Lokalsport : Ratinger ist Deutscher Volleyball-Meister

Michael Lokmer spielt seit 32 Jahren Volleyball beim CVJM Ratingen. Weil es in seiner Heimatstadt aber kein Turnier-Team in seiner Altersklasse gibt, spielt er für die TSG Rohrbach-Heidelberg. Mit der wurde Lokmers Traum vom Deutschen Meister-Titel nun wahr.

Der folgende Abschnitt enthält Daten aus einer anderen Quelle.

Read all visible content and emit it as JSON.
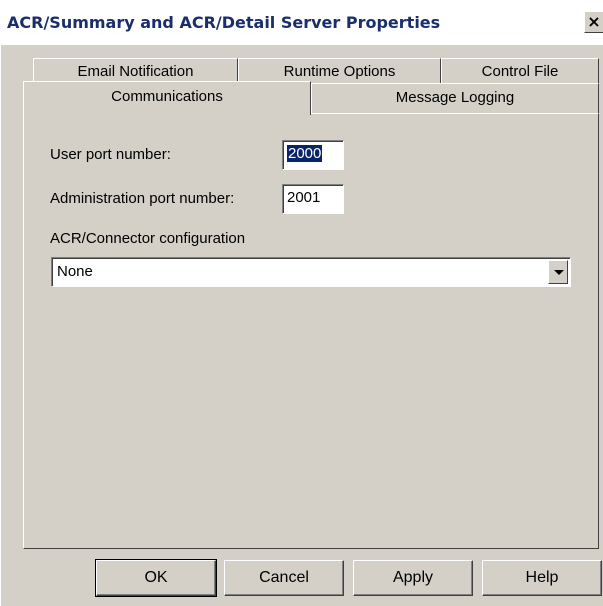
{
  "window": {
    "title": "ACR/Summary and ACR/Detail Server Properties",
    "close_glyph": "×"
  },
  "tabs": {
    "back_row": [
      "Email Notification",
      "Runtime Options",
      "Control File"
    ],
    "front_row": [
      "Communications",
      "Message Logging"
    ],
    "selected": "Communications"
  },
  "form": {
    "user_port_label": "User port number:",
    "user_port_value": "2000",
    "admin_port_label": "Administration port number:",
    "admin_port_value": "2001",
    "connector_label": "ACR/Connector configuration",
    "connector_value": "None"
  },
  "buttons": {
    "ok": "OK",
    "cancel": "Cancel",
    "apply": "Apply",
    "help": "Help"
  },
  "icons": {
    "close": "close-icon",
    "dropdown": "chevron-down-icon"
  }
}
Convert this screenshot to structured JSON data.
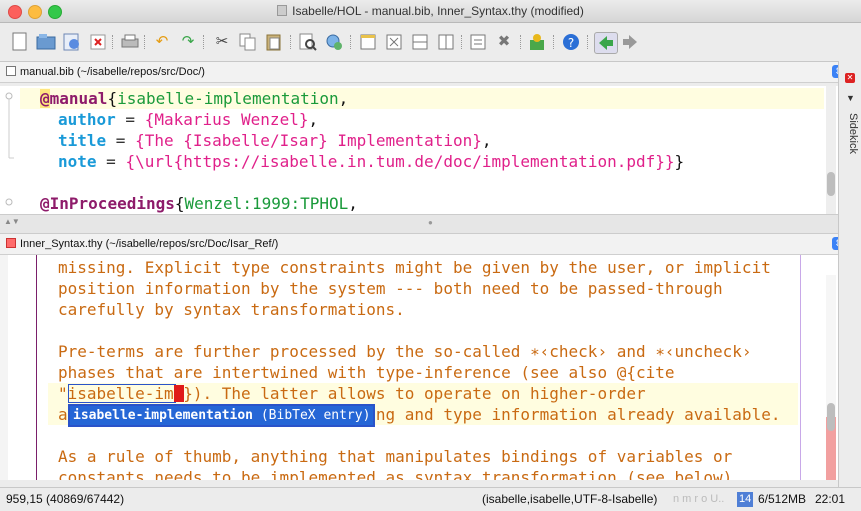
{
  "window": {
    "title": "Isabelle/HOL - manual.bib, Inner_Syntax.thy (modified)"
  },
  "toolbar": {
    "icons": [
      "new-file-icon",
      "open-file-icon",
      "reload-icon",
      "close-file-icon",
      "print-icon",
      "undo-icon",
      "redo-icon",
      "cut-icon",
      "copy-icon",
      "paste-icon",
      "find-icon",
      "replace-icon",
      "new-view-icon",
      "unsplit-icon",
      "split-horizontal-icon",
      "split-vertical-icon",
      "buffer-options-icon",
      "global-options-icon",
      "plugin-manager-icon",
      "help-icon",
      "back-icon",
      "forward-icon"
    ]
  },
  "buffer1": {
    "header": "manual.bib (~/isabelle/repos/src/Doc/)",
    "lines": [
      {
        "at": "@",
        "kw": "manual",
        "brace": "{",
        "key": "isabelle-implementation",
        "comma": ","
      },
      {
        "field": "author",
        "eq": " = ",
        "val": "{Makarius Wenzel}",
        "end": ","
      },
      {
        "field": "title",
        "eq": " = ",
        "val": "{The {Isabelle/Isar} Implementation}",
        "end": ","
      },
      {
        "field": "note",
        "eq": " = ",
        "val": "{\\url{https://isabelle.in.tum.de/doc/implementation.pdf}}",
        "end": "}"
      },
      {
        "at": "@",
        "kw": "InProceedings",
        "brace": "{",
        "key": "Wenzel:1999:TPHOL",
        "comma": ","
      }
    ]
  },
  "buffer2": {
    "header": "Inner_Syntax.thy (~/isabelle/repos/src/Doc/Isar_Ref/)",
    "lines": [
      "missing. Explicit type constraints might be given by the user, or implicit",
      "position information by the system --- both need to be passed-through",
      "carefully by syntax transformations.",
      "",
      "Pre-terms are further processed by the so-called ∗‹check› and ∗‹uncheck›",
      "phases that are intertwined with type-inference (see also @{cite",
      "\"isabelle-im\"}). The latter allows to operate on higher-order",
      "abstract syntax with proper binding and type information already available.",
      "",
      "As a rule of thumb, anything that manipulates bindings of variables or",
      "constants needs to be implemented as syntax transformation (see below)."
    ]
  },
  "completion": {
    "item": "isabelle-implementation",
    "kind": "(BibTeX entry)"
  },
  "sidebar": {
    "label": "Sidekick"
  },
  "status": {
    "position": "959,15 (40869/67442)",
    "mode": "(isabelle,isabelle,UTF-8-Isabelle)",
    "flags": "n m r o U..",
    "memory_used": "14",
    "memory_rest": "6/512MB",
    "time": "22:01"
  },
  "colors": {
    "memory_bar": "#4f7fd6",
    "error_marker": "#f2a0a0"
  }
}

Wenn Michael Lokmer Sport macht, dann will er auch eine Chance haben zu gewinnen. Das war schon früher so, als er als Kind und Jugendlicher leistungsmäßig Judo gemacht hat. Das war so, als er mit 18 Jahren mit dem Volleyball bei der ART begann und schnell zum CVJM Ratingen wechselte, weil dort leistungsorientierter trainiert wurde. Das ist auch heute noch so, da der Ratinger in der Altersklasse Ü47 für die Volleyballer der TSG Rohrbach-Heidelberg als Mittelblocker auf dem Feld steht.

"In Ratingen gibt es aus meinem alten Team kaum Gleichaltrige, mit denen ich hätte weiter spielen können. Der eine Teil ist zehn Jahre jünger als ich, der andere Teil zehn Jahre älter. Da musste ich mir für Wettkämpfe eine andere Mannschaft suchen", sagt Lokmer. Über das Team der ART führte die Senioren-Karriere des inzwischen 50-Jährigen nach Solingen, Moers und Neuss. "Ich wollte aber immer mal an den Deutschen Meisterschaften teilnehmen. Das war mit diesen Teams nicht möglich. Über meinen alten Ratinger Teamkollegen Thomas Henrichs bin ich dann nach Heidelberg gekommen", erzählt Lokmer.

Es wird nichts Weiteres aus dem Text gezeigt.